Hopefully. We’ve all seen those before and after comparisons of just how damaging regular exposure to UV rays can be, in addition to the inevitable breakouts that’ll follow when you’re in your younger years.
Another thing that I've done for as long as I can remember on the recommendations of my mother which I'm sure helps, or at least in no way hurts, was to moisturize my skin, from bottom to top, on a daily basis. To this day, when I go to my boyfriend's place and shower, you can guarantee you'll see me applying some Aveeno (as I don't bring over my Neutrogena nightly face-cream).
An addition thing which I do and I’m sure is part of why I’ve had relatively clear skin for as long as I can remember, is drinking a lot of water. A lot of water as in a water bottle is right up there with my cellphone and keys, things that I don’t leave the house without.
Without adequate water intake, skin appears duller, wrinkles, and has pores that prominent. That may be because water almost literally ‘plumps up; the skin. Water may also fend off breakouts by decreasing the concentration of oil on your skin. In addition to these two benefits, a variety of structures in the skin that support collagen require water to work effectively.

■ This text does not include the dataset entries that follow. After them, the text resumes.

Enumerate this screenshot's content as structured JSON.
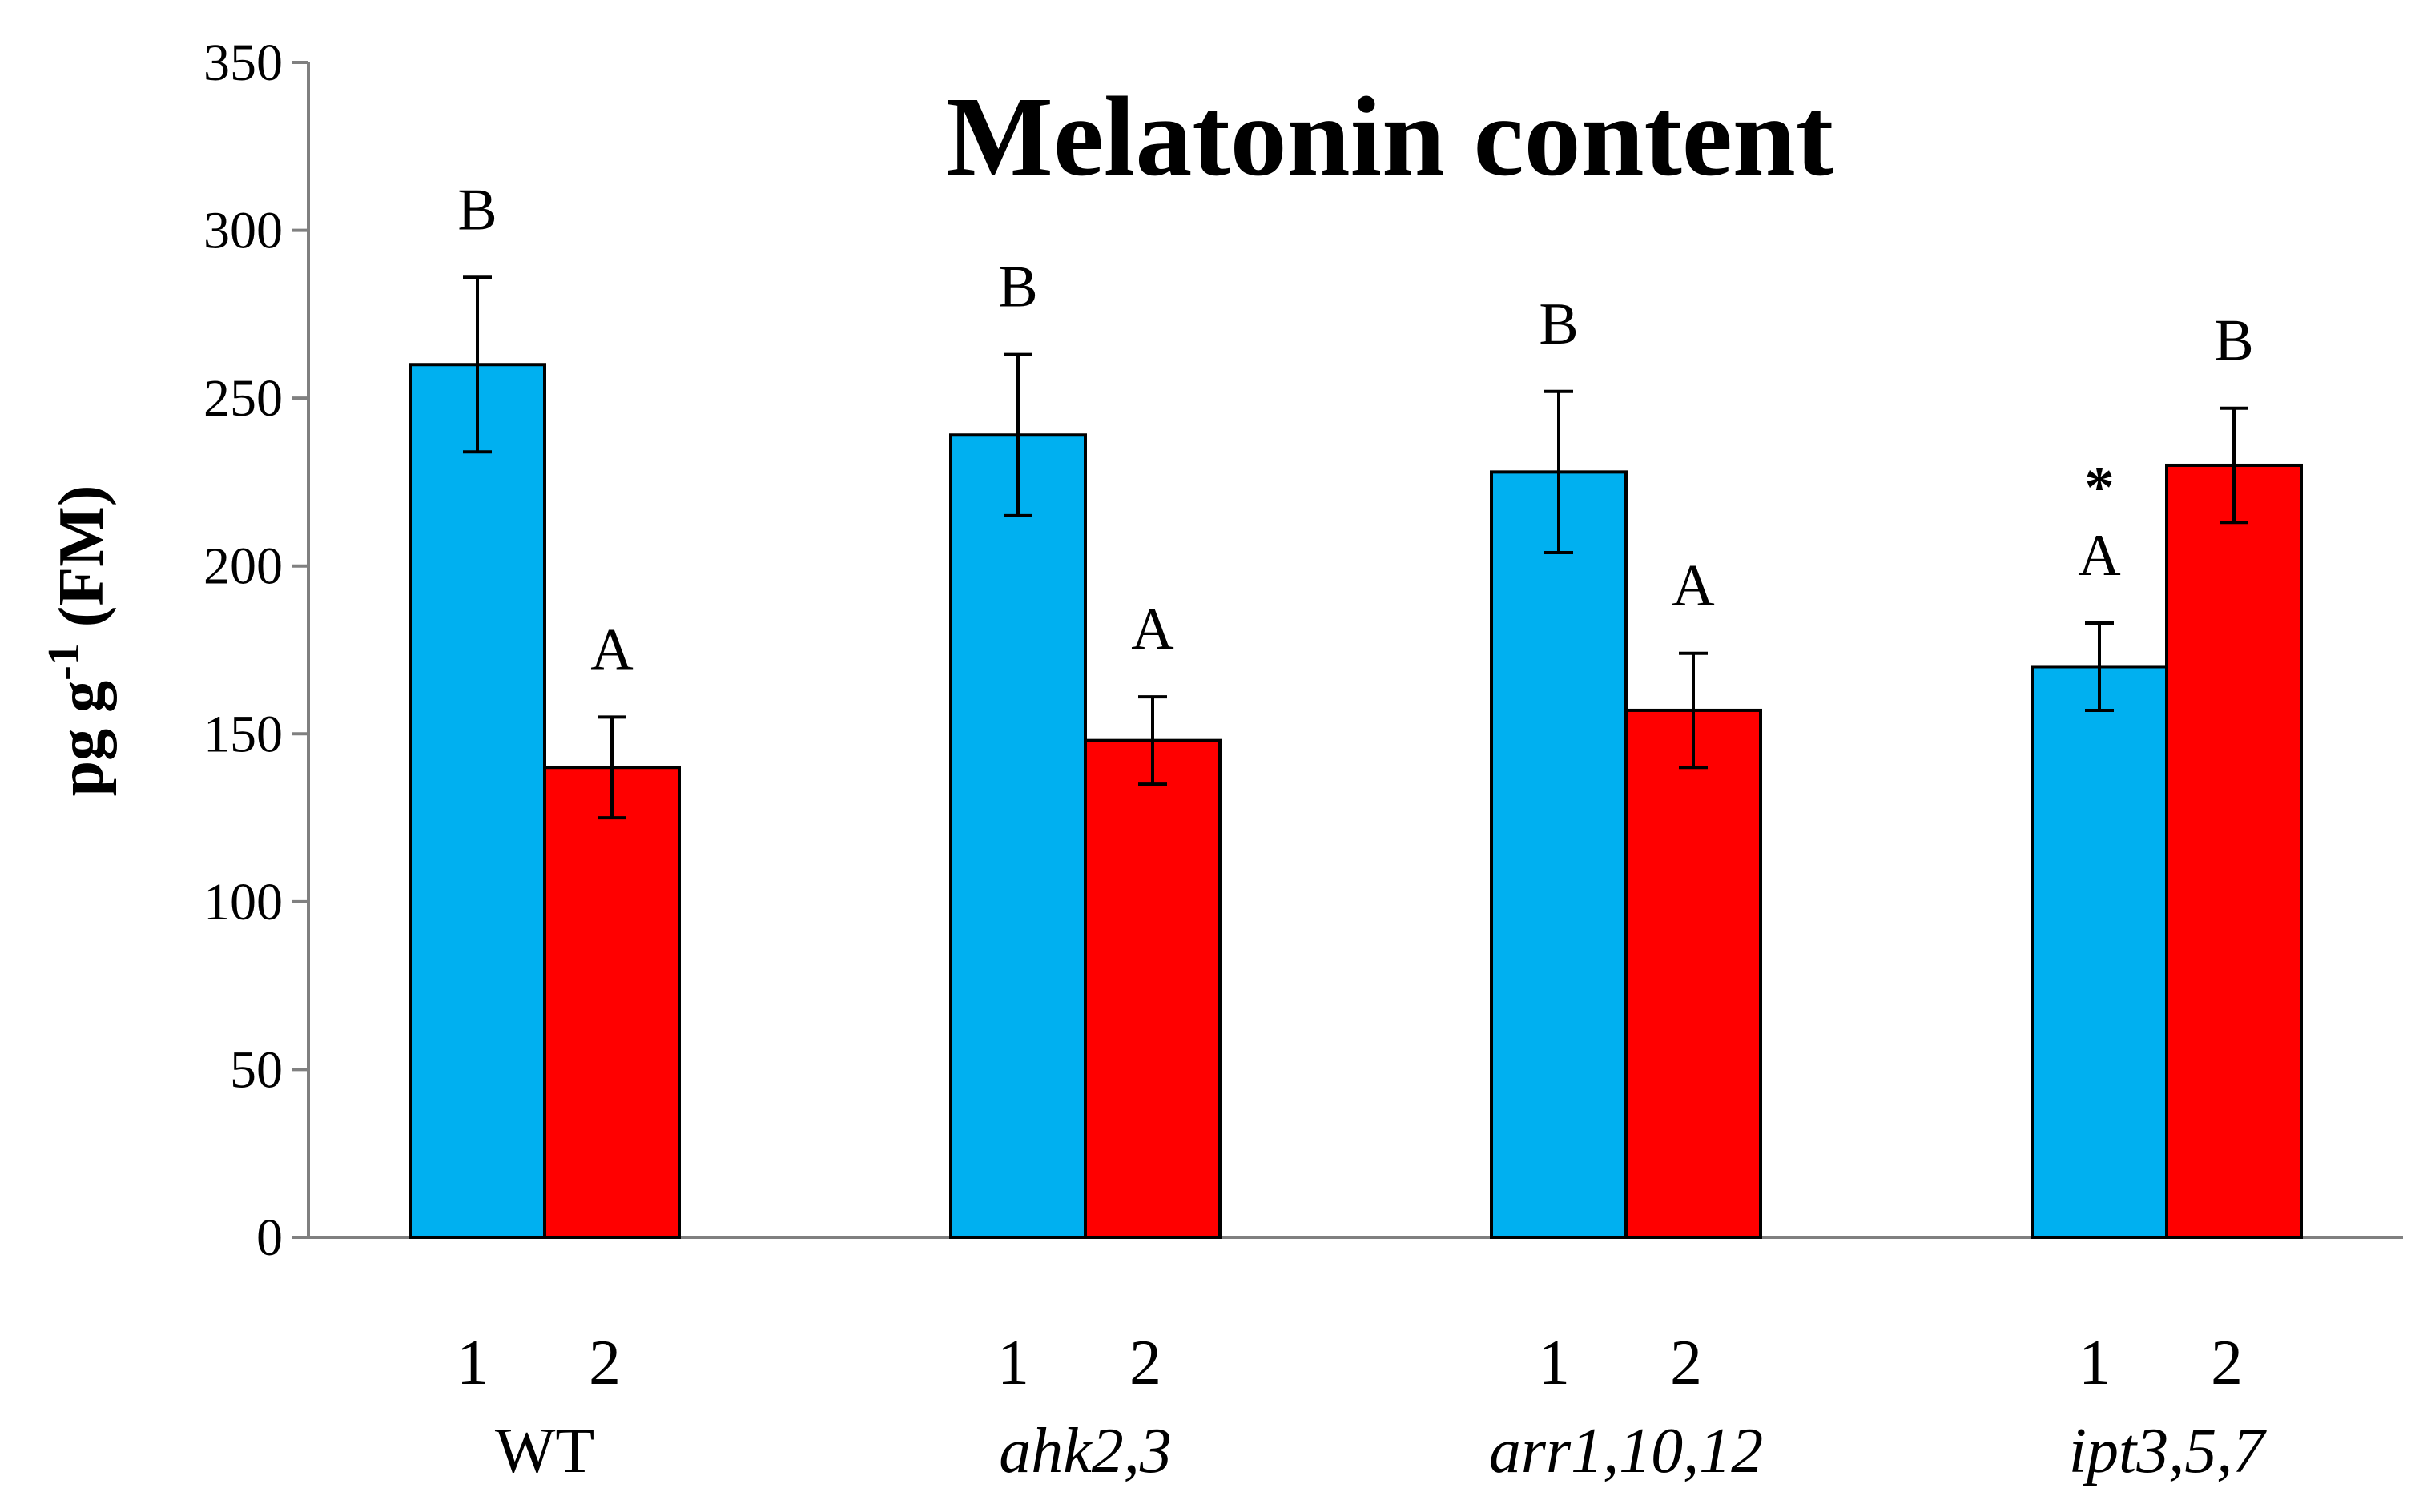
{
  "chart_data": {
    "type": "bar",
    "title": "Melatonin content",
    "ylabel": "pg g-1 (FM)",
    "ylabel_parts": {
      "main": "pg g",
      "superscript": "-1",
      "suffix": " (FM)"
    },
    "xlabel": "",
    "ylim": [
      0,
      350
    ],
    "yticks": [
      "0",
      "50",
      "100",
      "150",
      "200",
      "250",
      "300",
      "350"
    ],
    "categories": [
      "WT",
      "ahk2,3",
      "arr1,10,12",
      "ipt3,5,7"
    ],
    "category_italic": [
      false,
      true,
      true,
      true
    ],
    "series": [
      {
        "name": "1",
        "color": "#00b0f0",
        "values": [
          260,
          239,
          228,
          170
        ],
        "errors": [
          26,
          24,
          24,
          13
        ],
        "letters": [
          "B",
          "B",
          "B",
          "A"
        ],
        "marks": [
          "",
          "",
          "",
          "*"
        ]
      },
      {
        "name": "2",
        "color": "#ff0000",
        "values": [
          140,
          148,
          157,
          230
        ],
        "errors": [
          15,
          13,
          17,
          17
        ],
        "letters": [
          "A",
          "A",
          "A",
          "B"
        ],
        "marks": [
          "",
          "",
          "",
          ""
        ]
      }
    ],
    "grid": false,
    "legend": "none"
  }
}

When skin is hydrated, plump, and elastic, it’s less likely to crack and let in external particles that can cause irritations and blemishes. So don’t forget to keep up with your H20-intake!

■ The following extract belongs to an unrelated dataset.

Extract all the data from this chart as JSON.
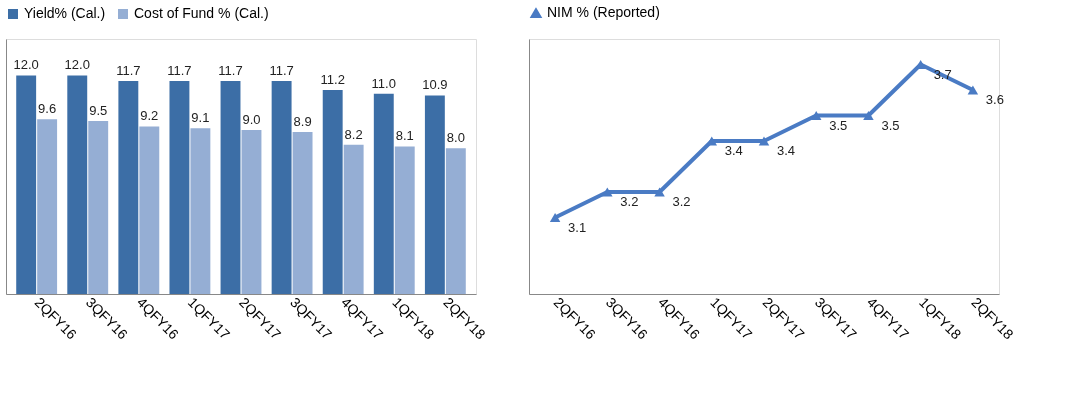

In terms of diet, the less greasy/processed foods, the better. If you’re having fast food, or even just going to an Indian restaurant a couple of times a week, it should be no surprise that you may get some breakouts as a result. I mean..

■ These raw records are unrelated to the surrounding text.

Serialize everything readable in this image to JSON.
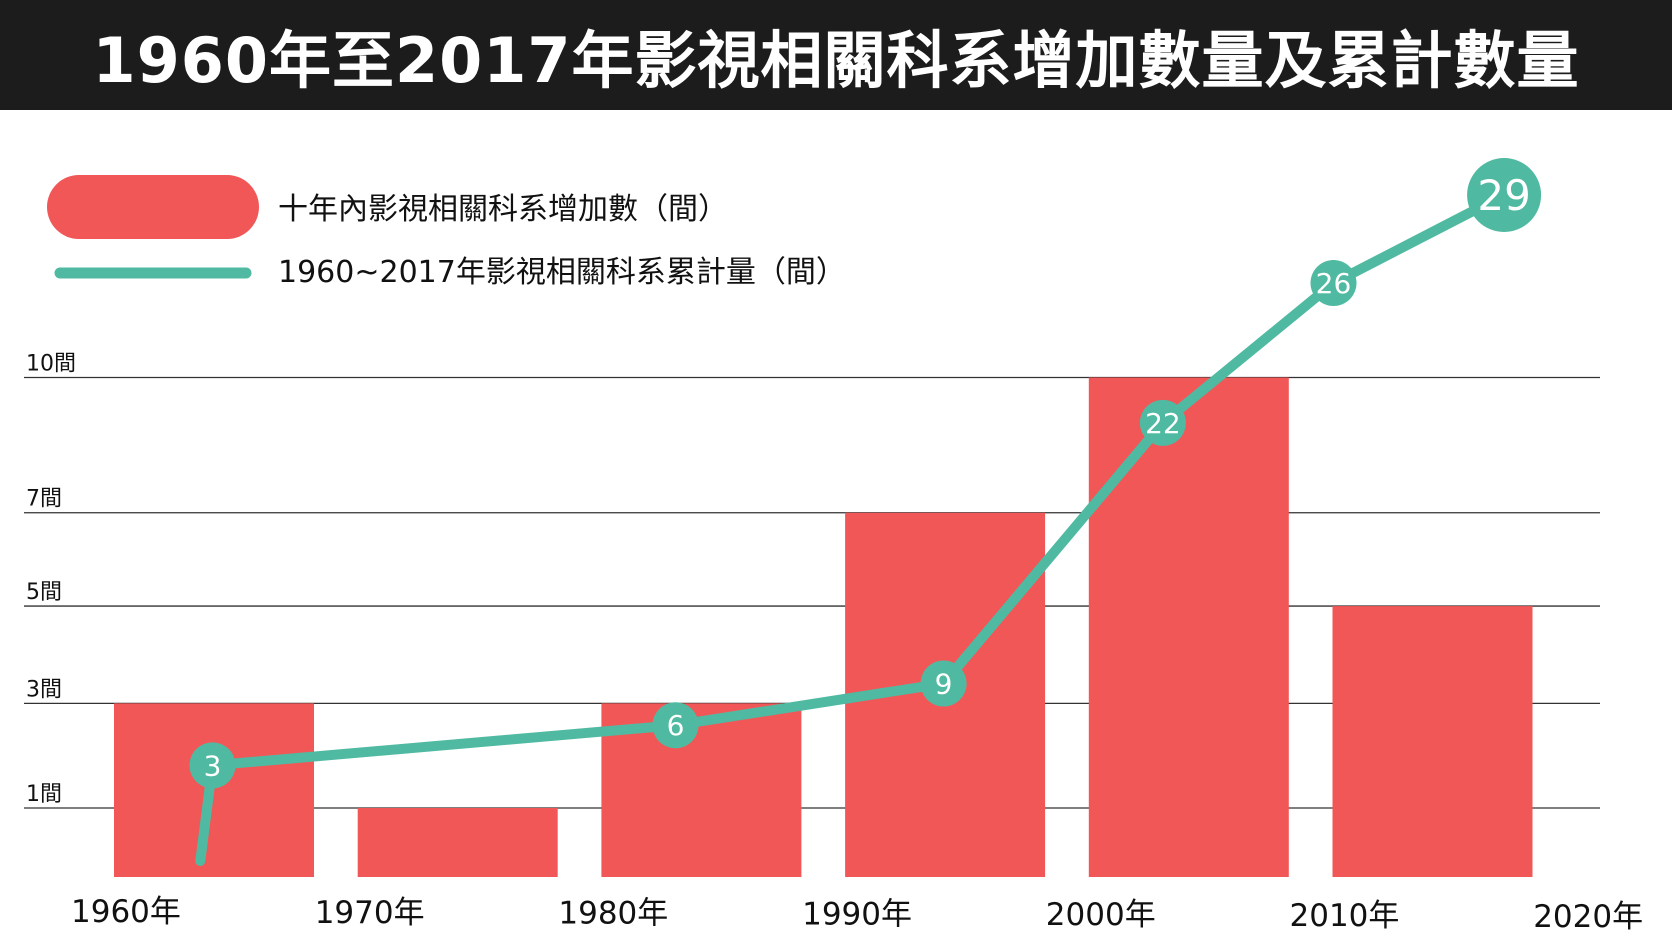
{
  "chart_data": {
    "type": "bar",
    "title": "1960年至2017年影視相關科系增加數量及累計數量",
    "legend": [
      {
        "name": "十年內影視相關科系增加數（間）",
        "color": "#f25757",
        "kind": "bar"
      },
      {
        "name": "1960~2017年影視相關科系累計量（間）",
        "color": "#4fbaa1",
        "kind": "line"
      }
    ],
    "x_tick_labels": [
      "1960年",
      "1970年",
      "1980年",
      "1990年",
      "2000年",
      "2010年",
      "2020年"
    ],
    "y_tick_labels": [
      {
        "value": 1,
        "label": "1間"
      },
      {
        "value": 3,
        "label": "3間"
      },
      {
        "value": 5,
        "label": "5間"
      },
      {
        "value": 7,
        "label": "7間"
      },
      {
        "value": 10,
        "label": "10間"
      }
    ],
    "ylim": [
      0,
      10
    ],
    "bar_series": {
      "name": "十年內影視相關科系增加數（間）",
      "categories": [
        "1960s",
        "1970s",
        "1980s",
        "1990s",
        "2000s",
        "2010s"
      ],
      "values": [
        3,
        1,
        3,
        7,
        10,
        5
      ]
    },
    "line_series": {
      "name": "1960~2017年影視相關科系累計量（間）",
      "points": [
        {
          "year": 1964,
          "value": 3
        },
        {
          "year": 1983,
          "value": 6
        },
        {
          "year": 1994,
          "value": 9
        },
        {
          "year": 2003,
          "value": 22
        },
        {
          "year": 2010,
          "value": 26
        },
        {
          "year": 2017,
          "value": 29
        }
      ],
      "labels": [
        "3",
        "6",
        "9",
        "22",
        "26",
        "29"
      ]
    },
    "grid": "horizontal",
    "legend_position": "top-left"
  }
}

We’re all aware that these foods are pretty rich in fat/cream, right? Unfortunately, all this oil will come out via your skin as well. Leading to some not so pretty breakouts, possible acne in some instances as well.
Rather than spending lots of money on random ‘miracle’ products, you should spend it on consulting a good dermatologist. Skin problems could be from one of several different causes; everyone's skin is different and what works for one person may not work for another.
Beauty and supply stores are going to be more concerned with you spending money at their store than fixing your problem, which the associates may not even be trained/educated enough to handle correctly.
naturally balance sebum secretion to keep it moist against the external environment. That would apply to wearing an entire face of foundation/bronzer, as well as the ‘cleansers’ after.
Taking a break from cosmetics from time to time do improve skin and its resilience, once you give it a chance to breathe and not be weighted down and clogged up by all these artificial oils and chemicals.
The use of cleansing products such as Cetaphil would be the main culprits, here. Yes, they may clear your skin of excess oil. But what do they replace that with?
A boatload of chemicals that are not only irritating for many, but also extremely dehydrating.
A big component of your skin maintaining a glowy-look is its natural oils. Being stripped of them constantly will not only leave your skin drier for short-periods of time, but will result in an over-production of oil. This will be the beginning of a vicious cycle-
You strip your skin of natural oils. → dries out → over-secretion of oils to compensate for what is lacking→break-outs.
Rinse & repeat.
Hence why it’s crucial to maintain your skin’s moisture barrier. Random breakouts (ironically enough, largely in the t-zone), spots, an uneven skin tone and skin that looks dull will become or remain, a thing of the past.
Glow for it.
Lastly, up your exercise!
The more you can do outside, the better, though gym sessions are great as well.
This one goes along with the whole idea of the fact that the better your skin can breathe and more oxygen/toxins it has removed, the better it’ll look as well as feel. This one goes along with the fact that, post-exam week, I not only feel but look semi-zombie like in terms of complexion. One bike-ride on a path by the water and I’m back to being as glowing as ever.
How does that work? Simple really. All your skin really wants is to get rid of toxins and get a good dosage of oxygen both from blood as well as just breathing it in externally. It’ll get from a nice bike ride or jog outside. If you’re not too into things like that, even a short, brisk walk regularly will suffice.